Individuals can get dental insurance directly from insurance companies or through healthcare marketplaces. Most plans offer quick, easy online enrollment, but others may require that you speak with a representative to sign-up.

Follow these steps to get the right dental insurance policy:

  • Establish your dental needs. Do you have healthy teeth that just need preventive care or do you anticipate restorative or major work?
  • Determine how much you can pay for dental care
  • Do comparison shopping on Healthcare.gov and other private marketplaces
  • Look for 100-80-50 coverage: 100% coverage for preventive care, 80% for basic care and 50% for major work
  • Compare the cost vs value of DHMO, PPO, direct reimbursement and dental savings plans
  • Evaluate premium rates, deductibles, copay, coinsurance and annual limits
  • Check the companies of your choice (and their subsidiaries, if applicable) with state regulatory agencies. You can also look up any licensed insurance provider with the National Association of Insurance Commissioners (NAIC), which registers and analyzes consumer complaint data from across the country.

Best Dental Insurance FAQ

How much is dental insurance?

Dental insurance cost varies significantly per provider, type of dental plan and state. Policies with very limited coverage can cost as little as $19 per month, while full coverage plans will be more expensive. Consider monthly payments, coinsurance percentages, deductibles and annual limits when evaluating the cost of your dental care.
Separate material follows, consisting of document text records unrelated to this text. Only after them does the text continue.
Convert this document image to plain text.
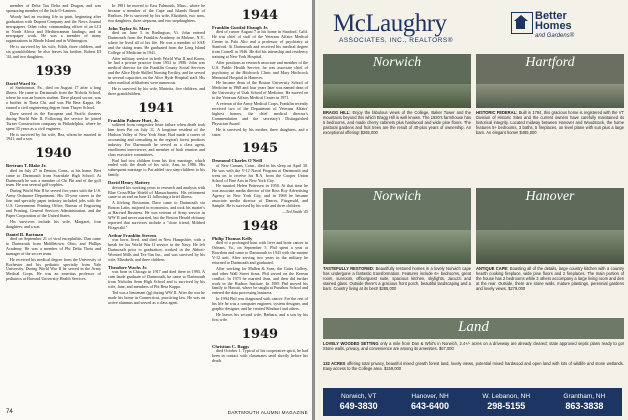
member of Delta Tau Delta and Dragon, and was sponsoring member of the Jack-O-Lantern.
Woody had an exciting life in print, beginning after graduation with Dupont Company and the News Journal newspapers. Other roles: commanding officer of an LCI in North Africa and Mediterranean landings; and in newspaper work. He was a member of many organizations in Rhode Island and in Wilmington.
He is survived by his wife, Edith, three children, and six grandchildren; he also leaves his brother, Robert III '44, and two daughters.
1939
David Ward Sr.
of Sanbornton, Pa., died on August 17 after a long illness. He came to Dartmouth from the Nichols School, where he was an honors student. Dave played soccer, was a brother in Theta Chi, and was Phi Beta Kappa. He earned a civil engineering degree from Thayer School.
Dave served in the European and Pacific theaters during World War II. Following the service he joined Turner Construction company in Philadelphia, where he spent 35 years as a civil engineer.
He is survived by his wife, Bea, whom he married in 1941, and a son.
1940
Bertram T. Blake Jr.
died on July 27 in Denton, Conn., at his home. Bert came to Dartmouth from Scarsdale High School. At Dartmouth he was a member of Chi Phi and of the golf team. He was several golf trophies.
During World War II he served five years with the U.S. Army Ordnance Department. His 35-year career in the fine and specialty paper industry included jobs with the U.S. Government Printing Office, Bureau of Engraving and Printing, General Services Administration, and the Paper Corporation of the United States.
His survivors include his wife, Margaret, four daughters, and a son.
Daniel R. Bactman
died on September 21 of viral encephalitis. Dan came to Dartmouth from Middletown, Ohio, and Phillips Academy. He was a member of Phi Delta Theta and manager of the soccer team.
He received his medical degree from the University of Rochester and his pediatric specialty from Yale University. During World War II he served in the Army Medical Corps. He was an emeritus professor of pediatrics at Harvard University Health Services.
In 1981 he moved to East Falmouth, Mass., where he became a member of the Cape and Islands Board of Realtors. He is survived by his wife, Elizabeth, two sons, two daughters, three stepsons, and two stepdaughters.
John Taylor St. Marr
died on June 5 in Burlington, Vt. John entered Dartmouth from the Franklin Academy in Malone, N.Y., where he lived all of his life. He was a member of SAE and the skiing team. He graduated from the Long Island College of Medicine in 1941.
After military service in both World War II and Korea, he had a private practice from 1952 to 1986. John was medical director for the Franklin County Social Services and the Alice Hyde Skilled Nursing Facility, and he served in several capacities on the Alice Hyde Hospital staff. His other medical affiliations were numerous.
He is survived by his wife, Marietta, five children, and three grandchildren.
1941
Franklin Palmer Hurt, Jr.
suffered from congestive heart failure when death took him from Pat on July 11. A longtime resident of the Hudson Valley of New York State, Bud made a career of accounting and consulting in the region's forest products industry. For Dartmouth he served as a class agent, enrollment interviewer, and member of both reunion and class executive committees.
Bud had two children from his first marriage, which ended with the death of his wife, Ann, in 1986. His subsequent marriage to Pat added two step-children to his family.
David Henry Slattery
devoted his working years to research and analysis with Blue Cross/Blue Shield of Massachusetts. His retirement came to an end on June 21 following a brief illness.
A lifelong Bostonian, Dave came to Dartmouth via Boston Latin, majored in economics, and took his master's at Harvard Business. He was veteran of Army service in WW II and never married, but the Boston Herald obituary reported that survivors include a "close friend, Mildred Fitzgerald."
Arthur Franklin Stevens
was born, lived, and died in New Hampshire, with a break for his World War II service in the Navy. He left Dartmouth prior to graduation, worked in the Abbott-Worsted Mills and Tex-Tan Inc., and was survived by his wife, Elizabeth, and three children.
Theodore Wachs Jr.
was born in Chicago in 1917 and died there in 1993. A cum laude graduate of Dartmouth, he came to Dartmouth from Nicholas Senn High School and is survived by his wife, Jane, and members of Phi Beta Kappa.
Ted was a lieutenant (jg) during WW II. After the war he made his home in Connecticut, practicing law. He was an active alumnus and served as a class agent.
1944
Franklin Gustfaf Ebaugh Jr.
died of cancer August 7 at his home in Stanford, Calif. He was chief of staff of the Veterans Affairs Medical Center in Palo Alto and a professor of psychiatry at Stanford. At Dartmouth and received his medical degree from Cornell in 1946. He did his internship and residency training at New York Hospital.
After positions as research associate and member of the U.S. Public Health Service, he was associate chief of psychiatry at the Hitchcock Clinic and Mary Hitchcock Memorial Hospital in Hanover.
He became dean of the Boston University School of Medicine in 1968 and four years later was named dean of the University of Utah School of Medicine. He moved on to the Veterans Affairs Medical Center in 1971.
A veteran of the Army Medical Corps, Franklin recently received two of the Department of Veterans Affairs' highest honors, the chief medical director's Commendation and the secretary's Distinguished Physician Award.
He is survived by his mother, three daughters, and a sister.
1945
Desmond Charles O'Neill
of New Canaan, Conn., died in his sleep on April 30. He was with the V-12 Naval Program at Dartmouth and went on to receive his B.A. from the Cooper Union School of Fine Arts in New York City.
He married Helen Pettersen in 1958. At that time he was associate media director of the Ross Roy Advertising Agency in New York City, and in 1968 he became associate media director of Dancer, Fitzgerald, and Sample. He is survived by his wife and three children.
—Ted Smith '45
1948
Philip Thomas Kelly
died of a prolonged bout with liver and bone cancer in Orleans, Va., on September 5. Phil spent a year at Bowdoin and came to Dartmouth in 1943 with the marine V-12 unit. After serving two years in the military he returned to Dartmouth and graduated.
After working for Mullen & Sons, the Gates Gallery, and other Wall Street firms, Phil served on the Korean conflict. In 1973 he married Jean, and then did further work in the Hudson Institute. In 1985 Phil moved his family to Hawaii, where he taught at Punahou School and entered the data processing business.
In 1994 Phil was diagnosed with cancer. For the rest of his life he was a computer engineer, system designer, and graphic designer, and he created Windsurf and others.
He leaves his second wife, Barbara, and a son by his first wife.
1949
Christian C. Boggs
died October 1. Typical of his cooperative spirit, he had been in contact with classmates until shortly before his death.
74	DARTMOUTH ALUMNI MAGAZINE
McLaughry
ASSOCIATES, INC., REALTORS®
Better
Homes
and Gardens®
Norwich
BRAGG HILL: Enjoy the fabulous views of the College, Baker Tower and the mountains beyond this which Bragg Hill is well known. The 1920's farmhouse has 5 bedrooms, and made cherry cabinets plus hardwood and wide pine floors. The pastoral gardens and fruit trees are the result of 40-plus years of ownership. An exceptional offering! $265,000
Hartford
HISTORIC FEDERAL: Built in 1794, this gracious home is registered with the VT Division of Historic Sites and the current owners have carefully maintained its historical integrity. Located midway between Hanover and Woodstock, the home features 5+ bedrooms, 3 baths, 5 fireplaces, on level plane with sun plus a large barn. An elegant home! $485,000
Norwich
TASTEFULLY RESTORED: Beautifully restored homes in a lovely Norwich cape has undergone a fantastic transformation. Features include 6+ bedrooms, great room, sunroom, office/guest suite, spacious kitchen, skylights, Jacuzzi and stained glass. Outside there's a gracious front porch, beautiful landscaping and a barn. Country living at its best! $285,000
Hanover
ANTIQUE CAPE: Boasting all of the details, large country kitchen with a country hearth cooking fireplace, wide pine floors and 2 fireplaces. The main portion of the house has 2 bedrooms while 3 others accompany a large living room and den at the rear. Outside, there are stone walls, mature plantings, perennial gardens and lovely views. $279,000
Land
LOVELY WOODED SETTING only a mile from Dan & Whit's in Norwich, 2.4+/- acres on a driveway are already cleared; state approved septic plans ready to go! Stone walls, privacy, and convenience are among its amenities. $67,000
132 ACRES offering total privacy, beautiful mixed growth forest land, lovely views, potential mixed hardwood and open land with lots of wildlife and stone wetlands. Easy access to the College area. $159,000
Norwich, VT
649-3830
Hanover, NH
643-6400
W. Lebanon, NH
298-5155
Grantham, NH
863-3838
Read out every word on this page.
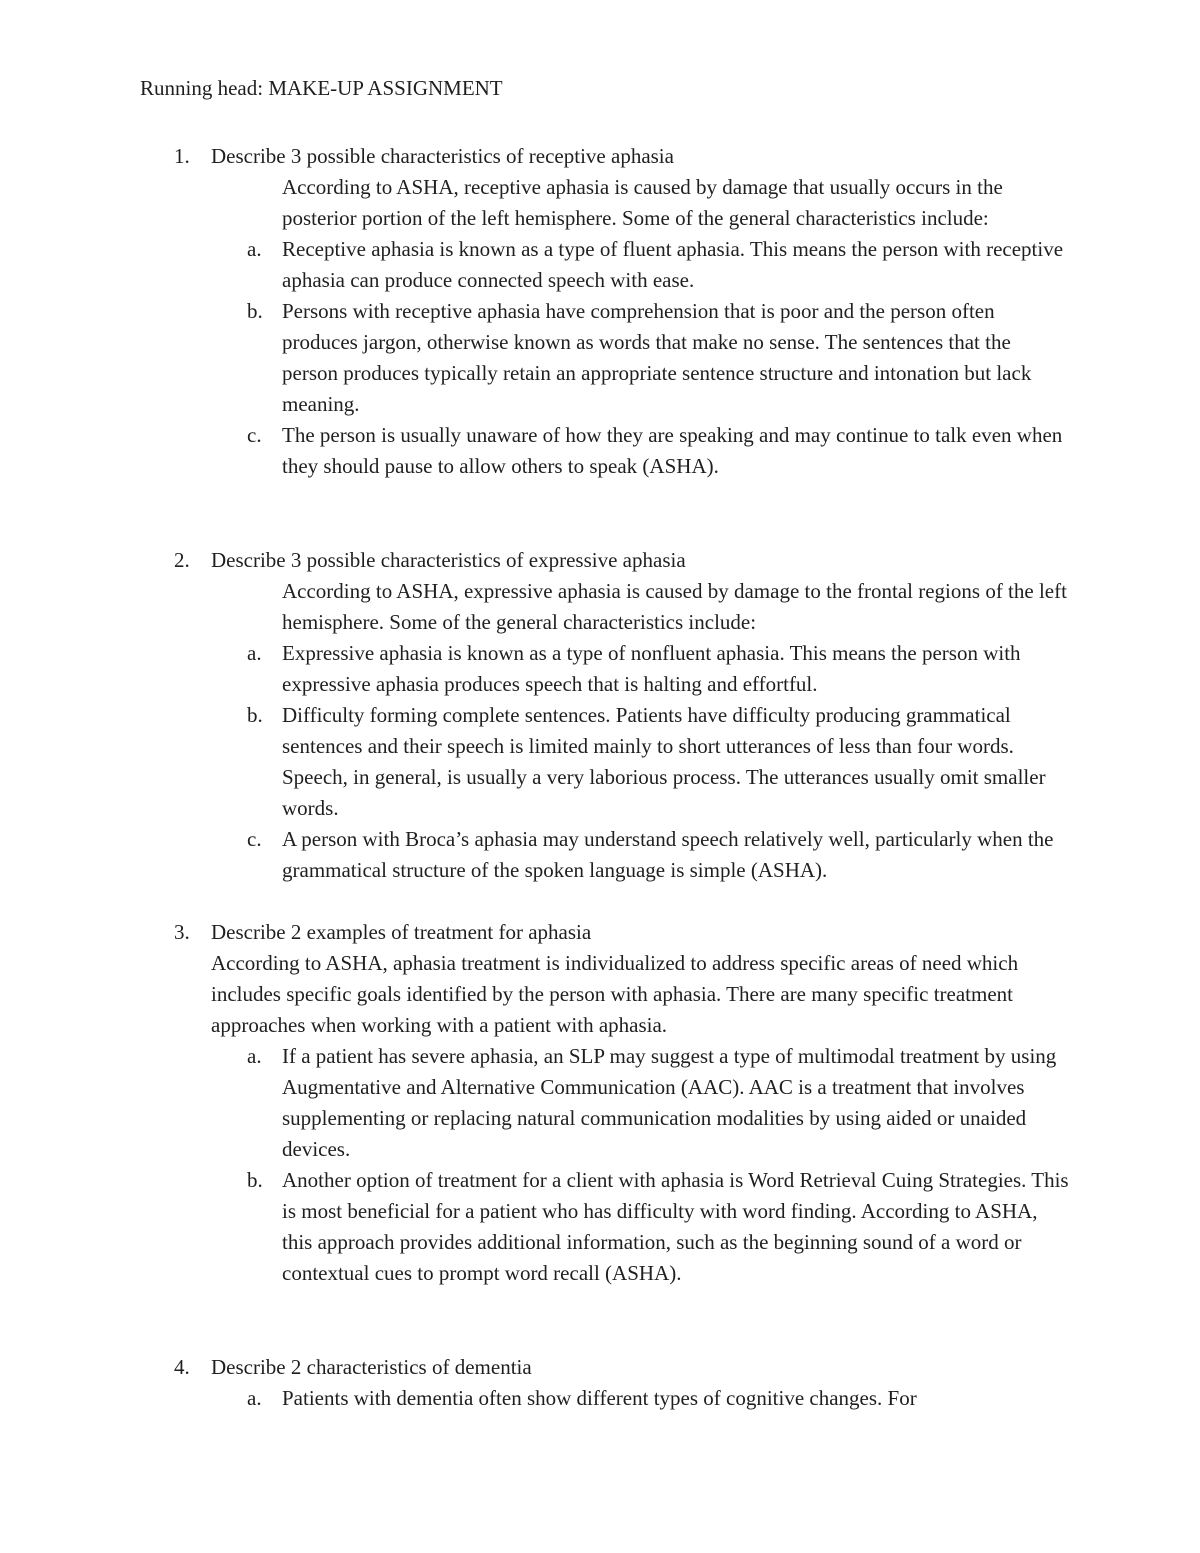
Running head: MAKE-UP ASSIGNMENT
1. Describe 3 possible characteristics of receptive aphasia
According to ASHA, receptive aphasia is caused by damage that usually occurs in the posterior portion of the left hemisphere. Some of the general characteristics include:
a. Receptive aphasia is known as a type of fluent aphasia. This means the person with receptive aphasia can produce connected speech with ease.
b. Persons with receptive aphasia have comprehension that is poor and the person often produces jargon, otherwise known as words that make no sense. The sentences that the person produces typically retain an appropriate sentence structure and intonation but lack meaning.
c. The person is usually unaware of how they are speaking and may continue to talk even when they should pause to allow others to speak (ASHA).
2. Describe 3 possible characteristics of expressive aphasia
According to ASHA, expressive aphasia is caused by damage to the frontal regions of the left hemisphere. Some of the general characteristics include:
a. Expressive aphasia is known as a type of nonfluent aphasia. This means the person with expressive aphasia produces speech that is halting and effortful.
b. Difficulty forming complete sentences. Patients have difficulty producing grammatical sentences and their speech is limited mainly to short utterances of less than four words. Speech, in general, is usually a very laborious process. The utterances usually omit smaller words.
c. A person with Broca’s aphasia may understand speech relatively well, particularly when the grammatical structure of the spoken language is simple (ASHA).
3. Describe 2 examples of treatment for aphasia
According to ASHA, aphasia treatment is individualized to address specific areas of need which includes specific goals identified by the person with aphasia. There are many specific treatment approaches when working with a patient with aphasia.
a. If a patient has severe aphasia, an SLP may suggest a type of multimodal treatment by using Augmentative and Alternative Communication (AAC). AAC is a treatment that involves supplementing or replacing natural communication modalities by using aided or unaided devices.
b. Another option of treatment for a client with aphasia is Word Retrieval Cuing Strategies. This is most beneficial for a patient who has difficulty with word finding. According to ASHA, this approach provides additional information, such as the beginning sound of a word or contextual cues to prompt word recall (ASHA).
4. Describe 2 characteristics of dementia
a. Patients with dementia often show different types of cognitive changes. For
How much is dental cleaning without dental insurance?

Dental cleanings without insurance cost an average of $90 to $125. The cost depends on the academic preparation of your dentist and the local rates. Dental cleanings in urban areas and cities will be more expensive than dental cleanings in rural or suburban settings.

How to get dental implants covered by insurance?

Dental implants are eligible for coverage if tooth loss results from injury, trauma, or a medical condition. Congenitally missing teeth are not covered. Additionally, coverage only applies to the root replacement (the titanium post placed in your jawbone). The actual missing tooth (the crown) may be excluded.

Dental discount plans could help save on implants by reimbursing a portion of the payment. You can combine discount plans with your existing insurance coverage, as long as your doctor accepts it.

How much does a dental bridge cost without insurance?

A dental bridge ranges from $700 to $5,000, depending on the type of bridge. Traditional fixed crown bridges are the most affordable, bonded bridges are mid-range, while a three-unit bridge is the most expensive.

Is HMO or PPO better for dental care?

Both plan types are appropriate for dental care. The choice between an HMO or PPO plan depends on your budget and the level of flexibility you’d like. HMO plans are more affordable but require that you stay in-network. This may limit your options, especially when it comes to specialists. PPO plans let you see both in-network and out-of-network providers, but premiums are higher.

How We Chose The Best Dental Insurance of 2021

To rank the best dental insurance plans of 2021, we first evaluated plan tiers and available coverage benefits. For cost comparisons, we looked at premiums, deductibles and annual benefit limits. Finally, to measure customer satisfaction, we used J.D Power’s 2020 U.S Dental Plan Satisfaction and the complaint index set by the National Association of Insurance Commissioners.